Она писала и думала о том, что даже из этой патовой ситуации есть два выхода: сесть самой или дождаться пока посадят.
– Так куда вы спрятали тело убитого мужа? – спросил следователь, дочитывая ее признание.
– В саду зарыла.
– Точное место можете показать?
– Я не помню. Видимо, находилась в состоянии аффекта.
– Какие мы слова интересные знаем. Что ж, думаю, что следственный эксперимент нам не понадобится. А вот проверку показаний на месте мы проведем: нужно же найти труп. Потому что нет трупа – нет дела.
– А если в саду его не окажется?
– Поищем в другом месте.
– Вам так важно найти его, чтобы непременно посадить меня? – горько усмехнулась Соня.
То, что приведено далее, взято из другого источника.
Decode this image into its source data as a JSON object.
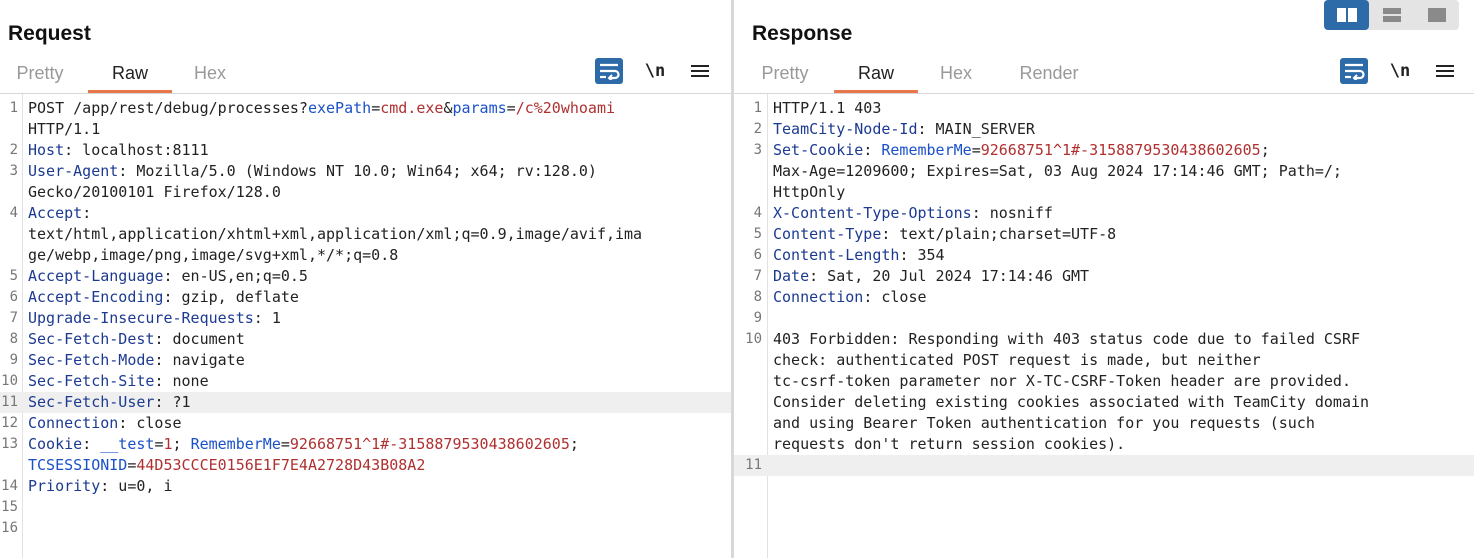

– Вы напрасно иронизируете, дамочка. Я ведь могу и разозлиться.
– Извините! Нервы не выдержали.
– У всех нервы. У нас, думаете, их нет? Вы вон как оглашенные бегаете по городу с ножичками и людей убиваете, а мы должны ухитриться поймать вас да на чистую воду вывести, чтобы вы свое, заслуженное, получили.
– Я извиняюсь!
– Да вы не нервничайте так, гражданочка. Признались, скинули тяжкий груз со своих плеч, и вам теперь станет легче.